Bringing Southeast Asia to the Southeastern United States

Agriculture and Human Values

March 23, 2006
Journal article on homegardens in south Florida

Immigrant farmers from Southeast Asia have brought knowledge of tropical fruit and vegetable production from their home countries to Homestead, Florida. They have developed a new style of farming, one that most closely resembles agricultural systems described as ‘‘homegardens.’’ Although biodiverse agricultural systems are generally thought to be commercially unviable, homegarden farmers successfully manage crop diversity as an economic strategy. By focusing on growing a mixture of specialty Southeast Asian herbs, fruits, and vegetables, the farmers have created their own economic niche and have shielded themselves from the competition of high-volume, single commodity producers.
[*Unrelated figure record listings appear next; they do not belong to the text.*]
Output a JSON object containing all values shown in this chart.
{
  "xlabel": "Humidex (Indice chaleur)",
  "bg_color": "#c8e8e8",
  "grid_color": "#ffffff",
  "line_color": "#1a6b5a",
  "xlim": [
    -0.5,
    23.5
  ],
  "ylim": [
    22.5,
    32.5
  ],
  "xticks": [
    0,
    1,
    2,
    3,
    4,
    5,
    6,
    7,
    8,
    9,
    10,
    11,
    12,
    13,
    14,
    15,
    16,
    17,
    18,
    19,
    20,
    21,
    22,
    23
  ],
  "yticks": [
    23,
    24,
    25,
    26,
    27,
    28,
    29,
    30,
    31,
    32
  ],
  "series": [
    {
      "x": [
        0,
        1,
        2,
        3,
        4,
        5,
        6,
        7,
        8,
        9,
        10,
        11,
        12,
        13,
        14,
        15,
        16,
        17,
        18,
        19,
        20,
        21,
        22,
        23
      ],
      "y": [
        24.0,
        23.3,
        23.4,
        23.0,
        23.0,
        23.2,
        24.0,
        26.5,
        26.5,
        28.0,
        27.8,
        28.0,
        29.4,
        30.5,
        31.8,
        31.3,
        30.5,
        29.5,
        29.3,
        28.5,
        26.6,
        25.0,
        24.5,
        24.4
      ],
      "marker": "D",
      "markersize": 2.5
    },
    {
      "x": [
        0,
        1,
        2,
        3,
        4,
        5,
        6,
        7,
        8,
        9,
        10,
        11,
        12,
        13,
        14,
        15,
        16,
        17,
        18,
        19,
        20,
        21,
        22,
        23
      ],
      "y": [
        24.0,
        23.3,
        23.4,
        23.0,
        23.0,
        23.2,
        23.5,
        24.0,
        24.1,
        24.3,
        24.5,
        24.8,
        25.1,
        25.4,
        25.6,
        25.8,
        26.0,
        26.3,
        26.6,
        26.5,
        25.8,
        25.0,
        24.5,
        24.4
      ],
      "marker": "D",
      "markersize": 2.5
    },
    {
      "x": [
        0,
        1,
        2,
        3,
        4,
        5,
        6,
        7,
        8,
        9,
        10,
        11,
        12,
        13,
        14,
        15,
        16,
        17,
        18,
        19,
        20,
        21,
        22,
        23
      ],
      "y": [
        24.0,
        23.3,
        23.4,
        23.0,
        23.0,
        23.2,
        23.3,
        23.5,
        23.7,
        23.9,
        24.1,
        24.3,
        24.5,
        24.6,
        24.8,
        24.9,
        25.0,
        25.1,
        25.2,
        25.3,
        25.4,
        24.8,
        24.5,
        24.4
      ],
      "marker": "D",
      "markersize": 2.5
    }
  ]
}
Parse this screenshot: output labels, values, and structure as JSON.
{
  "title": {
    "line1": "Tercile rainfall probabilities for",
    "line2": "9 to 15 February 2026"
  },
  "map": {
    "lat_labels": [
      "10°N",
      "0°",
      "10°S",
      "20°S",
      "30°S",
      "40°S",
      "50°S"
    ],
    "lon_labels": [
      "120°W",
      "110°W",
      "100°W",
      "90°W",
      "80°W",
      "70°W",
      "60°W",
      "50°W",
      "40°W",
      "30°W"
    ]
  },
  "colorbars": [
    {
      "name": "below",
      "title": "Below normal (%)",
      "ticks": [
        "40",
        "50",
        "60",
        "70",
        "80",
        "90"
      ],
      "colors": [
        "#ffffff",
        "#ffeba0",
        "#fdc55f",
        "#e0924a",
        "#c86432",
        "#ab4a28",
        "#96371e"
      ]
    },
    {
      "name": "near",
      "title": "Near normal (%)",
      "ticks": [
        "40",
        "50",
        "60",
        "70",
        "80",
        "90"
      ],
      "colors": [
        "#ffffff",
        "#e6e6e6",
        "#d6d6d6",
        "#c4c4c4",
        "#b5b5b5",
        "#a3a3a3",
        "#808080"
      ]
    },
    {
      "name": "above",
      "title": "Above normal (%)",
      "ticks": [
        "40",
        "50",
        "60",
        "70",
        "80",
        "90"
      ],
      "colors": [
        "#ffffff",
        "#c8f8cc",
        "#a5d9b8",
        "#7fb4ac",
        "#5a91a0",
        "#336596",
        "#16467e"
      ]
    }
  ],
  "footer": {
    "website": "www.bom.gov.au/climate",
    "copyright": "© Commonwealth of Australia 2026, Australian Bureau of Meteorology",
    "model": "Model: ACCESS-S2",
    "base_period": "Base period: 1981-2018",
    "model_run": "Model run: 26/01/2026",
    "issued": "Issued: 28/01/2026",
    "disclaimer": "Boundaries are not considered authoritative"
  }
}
This paper shows that the Homestead homegardens constitute an alternative form of agriculture that is defined by their agroecological and socioeconomic attributes. It also shows that although the homegarden farms are a form of ‘‘alternative agriculture,’’ they do not operate outside of conventional, global systems of agricultural trade; rather the homegarden farms are embedded in global agriculture. The Homestead case problematizes the tendency to delineate between the global and local scales, and alternative and conventional sectors in agriculture today. This paper concludes that the emergence of the Homestead homegardens can only be understood by taking a place-based approach to studying the environment in which the homegardens are situated as well as identifying the large-scale influences on Miami-Dade County.